The assessment puts forward key recommendations for improving water management in agriculture to address the world water crisis, backed by the authority of over 700 scientists and careful analysis in this report and a series of companion volumes. We are confident that the CA – with proper translation to regional, national and basin level realities – will prove to be a crucial guide for water policy in agriculture. It has already been important for sharing knowledge among researchers and research organizations and for setting research agendas. We hope and expect that the investments made by so many in this assessment will turn out to be a stepping stone out of poverty for many of the millions of poor rural people that struggle with water scarcity today.

The Board is convinced that IWMI is well positioned to face its challenges in the years to come and make an impact on the health and well-being of poor people through improved management of their natural resources - first and foremost their water and land resources.

May 2007

   
(Signed)
(Signed)
Nobumasa Hatcho
Board Chair
Frank Rijsberman
Director General

                                                  

 

By coincidence, Frank Rijsberman, who initiated the Comprehensive Assessment when he joined IWMI in the year 2000, is leaving the institute as the CA is completed. The Board is in the process of recruiting a successor and has appointed David Molden to the position of Acting Director General from June 1st, 2007.

The Board would like to commend Frank for his successful leadership of the Institute during the past seven years. As is well documented elsewhere, IWMI has grown and blossomed over the period under his leadership.

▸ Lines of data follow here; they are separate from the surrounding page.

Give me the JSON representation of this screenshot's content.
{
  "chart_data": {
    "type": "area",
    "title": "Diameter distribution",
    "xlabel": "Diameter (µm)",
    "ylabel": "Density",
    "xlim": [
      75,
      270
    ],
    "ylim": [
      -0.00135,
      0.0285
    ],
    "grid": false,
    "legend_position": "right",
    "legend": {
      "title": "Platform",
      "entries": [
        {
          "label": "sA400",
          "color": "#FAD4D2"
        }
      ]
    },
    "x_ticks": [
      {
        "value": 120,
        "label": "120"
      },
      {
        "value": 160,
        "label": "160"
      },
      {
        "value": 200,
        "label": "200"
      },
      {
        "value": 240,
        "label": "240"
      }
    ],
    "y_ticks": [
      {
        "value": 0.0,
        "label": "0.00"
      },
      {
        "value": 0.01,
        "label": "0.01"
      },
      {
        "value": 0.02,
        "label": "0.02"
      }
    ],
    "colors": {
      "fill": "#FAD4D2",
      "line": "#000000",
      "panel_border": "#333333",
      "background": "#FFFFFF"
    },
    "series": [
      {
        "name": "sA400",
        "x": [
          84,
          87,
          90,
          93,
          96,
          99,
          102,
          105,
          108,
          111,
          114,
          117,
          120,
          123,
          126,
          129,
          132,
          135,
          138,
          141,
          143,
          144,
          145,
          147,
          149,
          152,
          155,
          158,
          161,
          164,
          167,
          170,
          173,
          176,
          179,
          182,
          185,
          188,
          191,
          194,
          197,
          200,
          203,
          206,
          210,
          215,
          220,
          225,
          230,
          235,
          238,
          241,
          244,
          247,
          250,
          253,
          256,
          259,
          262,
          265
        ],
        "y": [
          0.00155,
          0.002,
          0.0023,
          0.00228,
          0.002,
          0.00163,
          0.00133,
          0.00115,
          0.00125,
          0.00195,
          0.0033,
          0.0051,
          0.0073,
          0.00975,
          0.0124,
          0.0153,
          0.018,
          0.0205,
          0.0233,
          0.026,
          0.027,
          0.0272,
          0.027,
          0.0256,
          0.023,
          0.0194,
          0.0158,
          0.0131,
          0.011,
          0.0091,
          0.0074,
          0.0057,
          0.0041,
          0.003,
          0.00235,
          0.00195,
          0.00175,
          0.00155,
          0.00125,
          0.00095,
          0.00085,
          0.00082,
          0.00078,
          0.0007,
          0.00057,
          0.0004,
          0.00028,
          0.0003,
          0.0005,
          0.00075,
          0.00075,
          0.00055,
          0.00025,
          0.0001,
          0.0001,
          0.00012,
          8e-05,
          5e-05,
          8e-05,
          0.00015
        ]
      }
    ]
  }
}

The overall conclusion of the 3rd External Program and Management Review of IWMI was that the institute has emerged from its period of rapid growth as a larger, more diverse, more proactive and generally stronger research organization, with enhanced human resources management.

IWMI has benefited greatly from the leadership of a strong and dynamic Director General since 2000. The IWMI Board fully agrees with this endorsement of the external review panel and wishes Frank well as he goes on to new challenges in helping to build Google’s new philanthropic arm, google.org.